- Native name: 乌加河 (Chinese); 五加河 (Chinese);

Location
- Country: People's Republic of China
- Province: Inner Mongolia

= Wujia River =

The Wujia River (乌加河, 五加河) is a river in the Inner Mongolia of the People's Republic of China, located in the northern part of the river-loop plain in western Inner Mongolia. The ancient Yellow River in the Hetao region is the current Wujia River. According to Commentary on the Water Classic records, the Wujia River that flows north from Bayangol Town (巴彦高勒镇) was originally the main stem of the Yellow River. "Wujia River" means "One End of the River" (河的一端) or "Tip River" (尖河) in Mongolian.
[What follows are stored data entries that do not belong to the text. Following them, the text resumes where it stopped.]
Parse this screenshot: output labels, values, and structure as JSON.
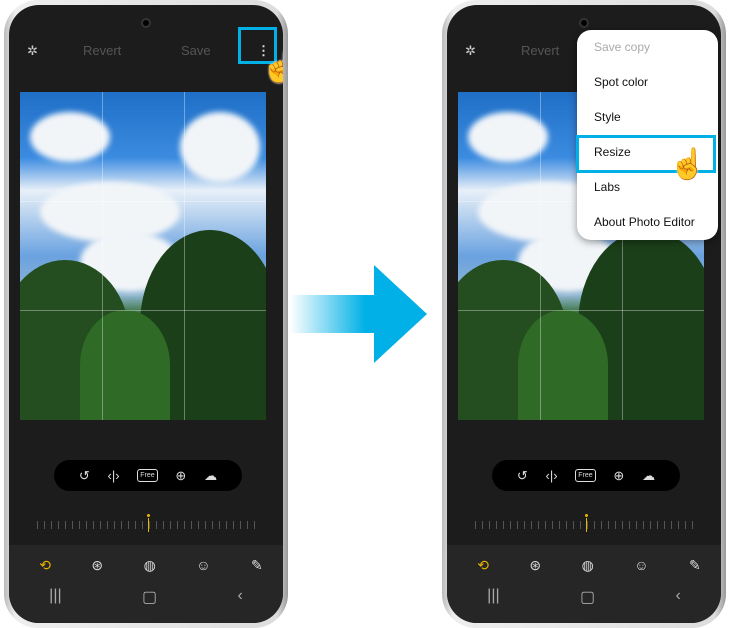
{
  "colors": {
    "highlight": "#00b0e6",
    "accent": "#e8b400"
  },
  "left": {
    "topbar": {
      "revert": "Revert",
      "save": "Save"
    },
    "crop_tools": {
      "free": "Free"
    }
  },
  "right": {
    "topbar": {
      "revert": "Revert"
    },
    "crop_tools": {
      "free": "Free"
    },
    "menu": {
      "items": [
        "Save copy",
        "Spot color",
        "Style",
        "Resize",
        "Labs",
        "About Photo Editor"
      ]
    }
  }
}
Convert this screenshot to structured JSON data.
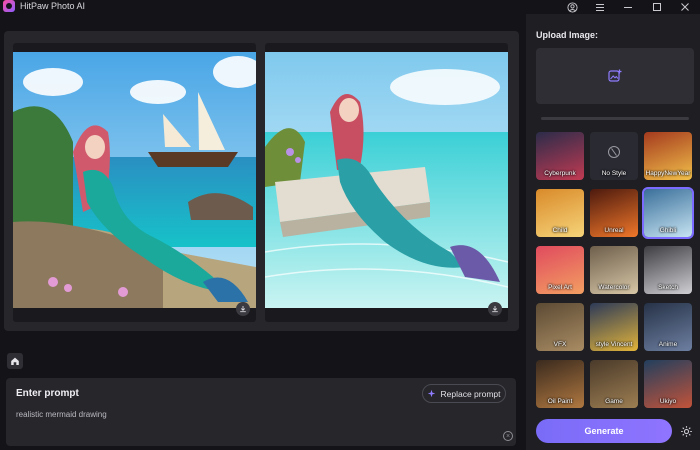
{
  "app": {
    "title": "HitPaw Photo AI"
  },
  "titlebar": {
    "icons": [
      "account-icon",
      "menu-icon",
      "minimize-icon",
      "maximize-icon",
      "close-icon"
    ]
  },
  "canvas": {
    "images": [
      {
        "name": "result-image-1",
        "description_icon": "download-icon"
      },
      {
        "name": "result-image-2",
        "description_icon": "download-icon"
      }
    ]
  },
  "prompt": {
    "label": "Enter prompt",
    "replace_label": "Replace prompt",
    "text": "realistic mermaid drawing"
  },
  "sidebar": {
    "upload_label": "Upload Image:",
    "styles": [
      {
        "label": "Cyberpunk",
        "colors": [
          "#2b2c4a",
          "#c23a52"
        ]
      },
      {
        "label": "No Style",
        "colors": [
          "#2a2a33",
          "#2a2a33"
        ]
      },
      {
        "label": "HappyNewYear",
        "colors": [
          "#a43a1e",
          "#f2c04a"
        ]
      },
      {
        "label": "Child",
        "colors": [
          "#d98a2a",
          "#f6d479"
        ]
      },
      {
        "label": "Unreal",
        "colors": [
          "#4d1a0e",
          "#f0772a"
        ]
      },
      {
        "label": "Ghibli",
        "colors": [
          "#3a6f9a",
          "#c7e4f2"
        ]
      },
      {
        "label": "Pixel Art",
        "colors": [
          "#e04a5e",
          "#f39f62"
        ]
      },
      {
        "label": "Watercolor",
        "colors": [
          "#6e5f4c",
          "#d7c6a6"
        ]
      },
      {
        "label": "Sketch",
        "colors": [
          "#3e3e42",
          "#cfcfd4"
        ]
      },
      {
        "label": "VFX",
        "colors": [
          "#5c4a34",
          "#a98c63"
        ]
      },
      {
        "label": "style Vincent",
        "colors": [
          "#2d3a58",
          "#e2b43a"
        ]
      },
      {
        "label": "Anime",
        "colors": [
          "#263247",
          "#6d7fa1"
        ]
      },
      {
        "label": "Oil Paint",
        "colors": [
          "#3a2a1e",
          "#b07840"
        ]
      },
      {
        "label": "Game",
        "colors": [
          "#4a3a2a",
          "#9d7e52"
        ]
      },
      {
        "label": "Ukiyo",
        "colors": [
          "#223f5e",
          "#c2533a"
        ]
      }
    ],
    "selected_style": "Ghibli",
    "generate_label": "Generate"
  },
  "colors": {
    "accent": "#7b6cff",
    "bg": "#141418",
    "panel": "#26262b"
  }
}
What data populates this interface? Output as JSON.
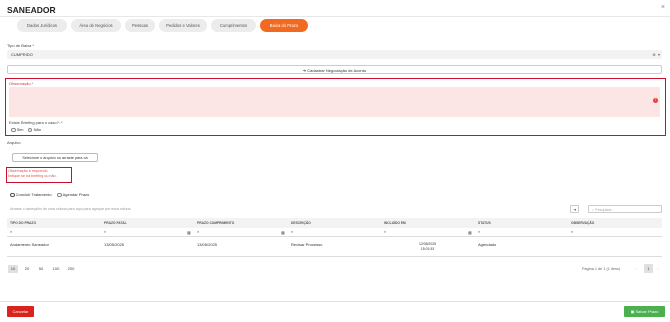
{
  "app": {
    "title": "SANEADOR",
    "close": "×"
  },
  "tabs": [
    {
      "label": "Dados Jurídicos"
    },
    {
      "label": "Área de Negócios"
    },
    {
      "label": "Pessoas"
    },
    {
      "label": "Pedidos e Valores"
    },
    {
      "label": "Cumprimentos"
    },
    {
      "label": "Baixa do Prazo"
    }
  ],
  "form": {
    "tipo_baixa_label": "Tipo de Baixa *",
    "tipo_baixa_value": "CUMPRIDO",
    "cadastrar_negociacao": "Cadastrar Negociação de Acordo",
    "observacao_label": "Observação *",
    "briefing_label": "Existe Briefing para o caso?: *",
    "sim": "Sim",
    "nao": "Não",
    "arquivo_label": "Arquivo",
    "upload_button": "Selecione o arquivo ou arraste para cá",
    "error_line1": "Observação é requerido",
    "error_line2": "Indique se há briefing ou não.",
    "concluir": "Concluir Tratamento",
    "agendar": "Agendar Prazo"
  },
  "grid": {
    "group_hint": "Arraste o cabeçalho de uma coluna para aqui para agrupar por essa coluna",
    "search_placeholder": "Pesquisar...",
    "headers": [
      "TIPO DO PRAZO",
      "PRAZO FATAL",
      "PRAZO CUMPRIMENTO",
      "DESCRIÇÃO",
      "INCLUÍDO EM",
      "STATUS",
      "OBSERVAÇÃO"
    ],
    "row": {
      "tipo": "Andamento Saneador",
      "fatal": "13/05/2025",
      "cumprimento": "13/05/2025",
      "descricao": "Revisar Processo",
      "incluido_date": "12/05/2025",
      "incluido_time": "15:01:53",
      "status": "Agendado",
      "observacao": ""
    },
    "page_sizes": [
      "10",
      "20",
      "50",
      "100",
      "200"
    ],
    "page_info": "Página 1 de 1 (1 itens)",
    "current_page": "1",
    "prev": "‹",
    "next": "›"
  },
  "footer": {
    "cancel": "Cancelar",
    "save": "Salvar Prazo"
  },
  "colors": {
    "accent": "#f26a21",
    "error": "#c8102e",
    "save": "#4caf50",
    "cancel": "#d9231d"
  }
}
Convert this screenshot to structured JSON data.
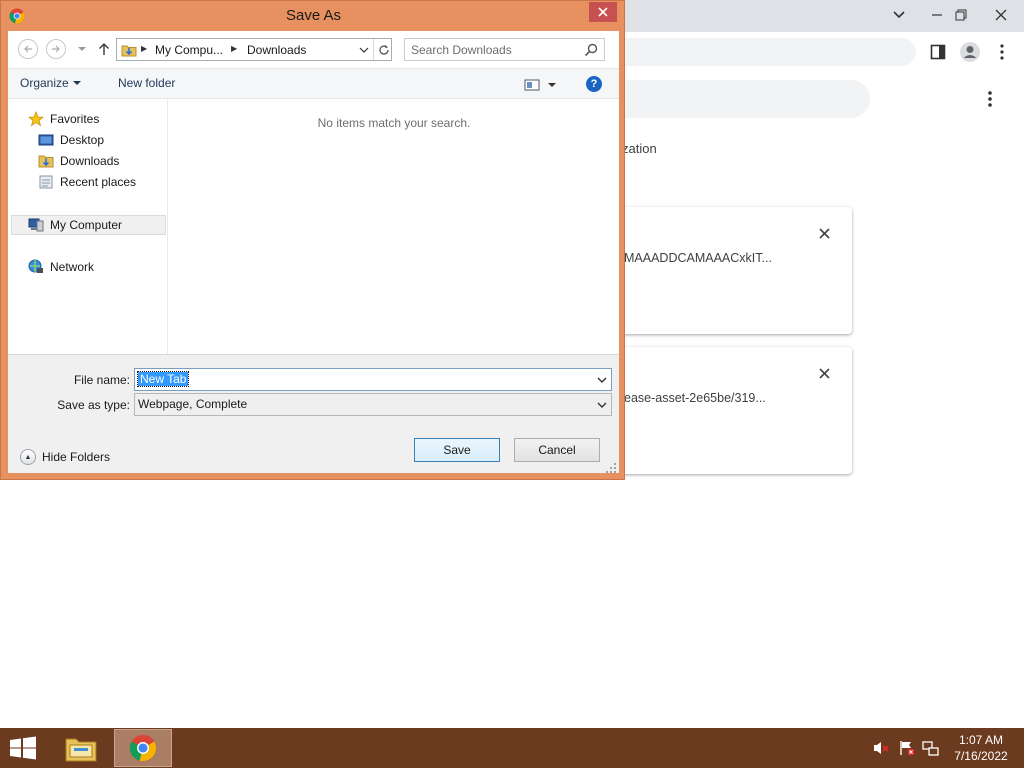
{
  "background_app": {
    "page_text": "zation",
    "downloads": [
      {
        "text": "MAAADDCAMAAACxkIT..."
      },
      {
        "text": "ease-asset-2e65be/319..."
      }
    ]
  },
  "dialog": {
    "title": "Save As",
    "breadcrumb": [
      "My Compu...",
      "Downloads"
    ],
    "search_placeholder": "Search Downloads",
    "toolbar": {
      "organize_label": "Organize",
      "new_folder_label": "New folder"
    },
    "nav_pane": {
      "favorites_label": "Favorites",
      "favorites_items": [
        "Desktop",
        "Downloads",
        "Recent places"
      ],
      "computer_label": "My Computer",
      "network_label": "Network"
    },
    "empty_message": "No items match your search.",
    "form": {
      "file_name_label": "File name:",
      "file_name_value": "New Tab",
      "save_type_label": "Save as type:",
      "save_type_value": "Webpage, Complete"
    },
    "hide_folders_label": "Hide Folders",
    "save_label": "Save",
    "cancel_label": "Cancel"
  },
  "taskbar": {
    "time": "1:07 AM",
    "date": "7/16/2022"
  },
  "colors": {
    "dialog_frame": "#e6915f",
    "taskbar": "#6b3a1f",
    "selection": "#3399ff"
  }
}
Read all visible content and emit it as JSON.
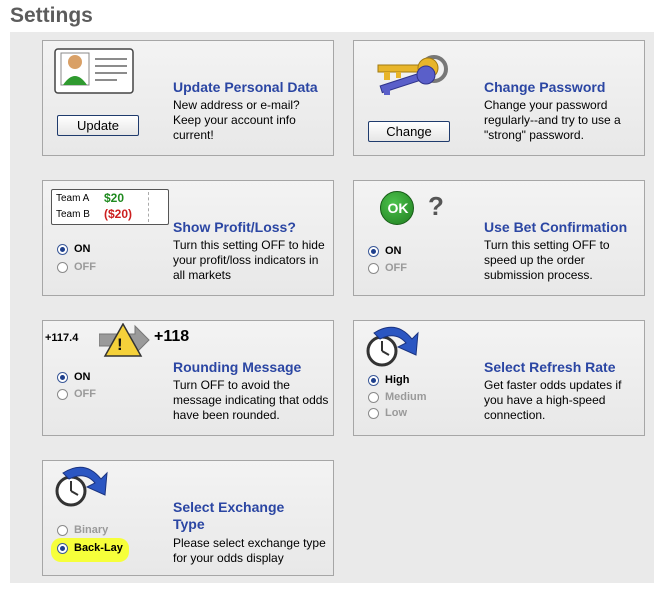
{
  "page": {
    "title": "Settings"
  },
  "colors": {
    "title_blue": "#2b46a3",
    "panel_bg": "#eaeaea",
    "highlight": "#f6ff3a",
    "profit_green": "#1f8a1f",
    "loss_red": "#cc1f1f"
  },
  "cards": {
    "personal": {
      "title": "Update Personal Data",
      "desc": "New address or e-mail? Keep your account info current!",
      "button": "Update",
      "icon": "id-card-icon"
    },
    "password": {
      "title": "Change Password",
      "desc": "Change your password regularly--and try to use a \"strong\" password.",
      "button": "Change",
      "icon": "keys-icon"
    },
    "profit": {
      "title": "Show Profit/Loss?",
      "desc": "Turn this setting OFF to hide your profit/loss indicators in all markets",
      "options": [
        "ON",
        "OFF"
      ],
      "selected": "ON",
      "icon_text": {
        "team_a": "Team A",
        "team_b": "Team B",
        "value_a": "$20",
        "value_b": "($20)"
      }
    },
    "confirm": {
      "title": "Use Bet Confirmation",
      "desc": "Turn this setting OFF to speed up the order submission process.",
      "options": [
        "ON",
        "OFF"
      ],
      "selected": "ON",
      "icon_text": {
        "ok": "OK",
        "question": "?"
      }
    },
    "rounding": {
      "title": "Rounding Message",
      "desc": "Turn OFF to avoid the message indicating that odds have been rounded.",
      "options": [
        "ON",
        "OFF"
      ],
      "selected": "ON",
      "icon_text": {
        "from": "+117.4",
        "to": "+118",
        "warn": "!"
      }
    },
    "refresh": {
      "title": "Select Refresh Rate",
      "desc": "Get faster odds updates if you have a high-speed connection.",
      "options": [
        "High",
        "Medium",
        "Low"
      ],
      "selected": "High",
      "icon": "clock-refresh-icon"
    },
    "exchange": {
      "title": "Select Exchange Type",
      "desc": "Please select exchange type for your odds display",
      "options": [
        "Binary",
        "Back-Lay"
      ],
      "selected": "Back-Lay",
      "icon": "clock-refresh-icon"
    }
  }
}
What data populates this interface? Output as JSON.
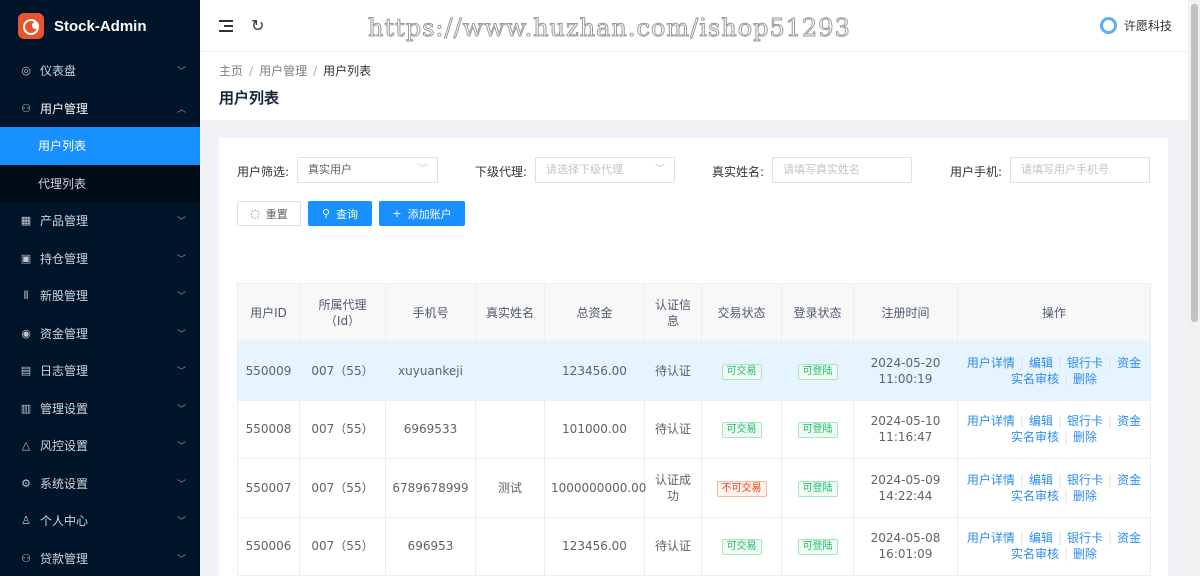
{
  "app": {
    "name": "Stock-Admin"
  },
  "watermark": "https://www.huzhan.com/ishop51293",
  "header": {
    "user_name": "许愿科技"
  },
  "sidebar": {
    "items": [
      {
        "label": "仪表盘",
        "icon": "dashboard-icon"
      },
      {
        "label": "用户管理",
        "icon": "user-manage-icon",
        "open": true,
        "children": [
          {
            "label": "用户列表",
            "active": true
          },
          {
            "label": "代理列表"
          }
        ]
      },
      {
        "label": "产品管理",
        "icon": "chart-icon"
      },
      {
        "label": "持仓管理",
        "icon": "position-icon"
      },
      {
        "label": "新股管理",
        "icon": "ipo-icon"
      },
      {
        "label": "资金管理",
        "icon": "money-icon"
      },
      {
        "label": "日志管理",
        "icon": "log-icon"
      },
      {
        "label": "管理设置",
        "icon": "admin-settings-icon"
      },
      {
        "label": "风控设置",
        "icon": "warning-icon"
      },
      {
        "label": "系统设置",
        "icon": "gear-icon"
      },
      {
        "label": "个人中心",
        "icon": "person-icon"
      },
      {
        "label": "贷款管理",
        "icon": "loan-icon"
      }
    ]
  },
  "breadcrumb": [
    "主页",
    "用户管理",
    "用户列表"
  ],
  "page_title": "用户列表",
  "filters": {
    "user_filter_label": "用户筛选:",
    "user_filter_value": "真实用户",
    "agent_label": "下级代理:",
    "agent_placeholder": "请选择下级代理",
    "real_name_label": "真实姓名:",
    "real_name_placeholder": "请填写真实姓名",
    "phone_label": "用户手机:",
    "phone_placeholder": "请填写用户手机号"
  },
  "buttons": {
    "reset": "重置",
    "search": "查询",
    "add": "添加账户"
  },
  "table": {
    "headers": [
      "用户ID",
      "所属代理（Id）",
      "手机号",
      "真实姓名",
      "总资金",
      "认证信息",
      "交易状态",
      "登录状态",
      "注册时间",
      "操作"
    ],
    "actions": [
      "用户详情",
      "编辑",
      "银行卡",
      "资金",
      "实名审核",
      "删除"
    ],
    "rows": [
      {
        "id": "550009",
        "agent": "007（55）",
        "phone": "xuyuankeji",
        "name": "",
        "funds": "123456.00",
        "auth": "待认证",
        "trade": "可交易",
        "trade_ok": true,
        "login": "可登陆",
        "date": "2024-05-20",
        "time": "11:00:19"
      },
      {
        "id": "550008",
        "agent": "007（55）",
        "phone": "6969533",
        "name": "",
        "funds": "101000.00",
        "auth": "待认证",
        "trade": "可交易",
        "trade_ok": true,
        "login": "可登陆",
        "date": "2024-05-10",
        "time": "11:16:47"
      },
      {
        "id": "550007",
        "agent": "007（55）",
        "phone": "6789678999",
        "name": "测试",
        "funds": "1000000000.00",
        "auth": "认证成功",
        "trade": "不可交易",
        "trade_ok": false,
        "login": "可登陆",
        "date": "2024-05-09",
        "time": "14:22:44"
      },
      {
        "id": "550006",
        "agent": "007（55）",
        "phone": "696953",
        "name": "",
        "funds": "123456.00",
        "auth": "待认证",
        "trade": "可交易",
        "trade_ok": true,
        "login": "可登陆",
        "date": "2024-05-08",
        "time": "16:01:09"
      }
    ]
  },
  "colors": {
    "sidebar_bg": "#001529",
    "accent": "#1890ff",
    "link": "#2d8cf0",
    "success": "#19be6b",
    "danger": "#ed4014"
  }
}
Due to the elevation of the river bed, Wujia River ceased to flow around 1850, and the mainstream of the Yellow River moved south to the current channel. At the end of the Qing Dynasty, after the excavation of the irrigation channel in the Houtao (后套) was completed, Wujia River became a drainage canal. The remaining water was Ulansuhai Nur in the western part of the Urad Front Banner of Bayannaoer League (巴彦淖尔盟). There was a small drainage ditch (i.e. Wangliuzhao) connected with the Yellow River. The Wujia River has now become the main drainage channel of the Hetao Irrigation District.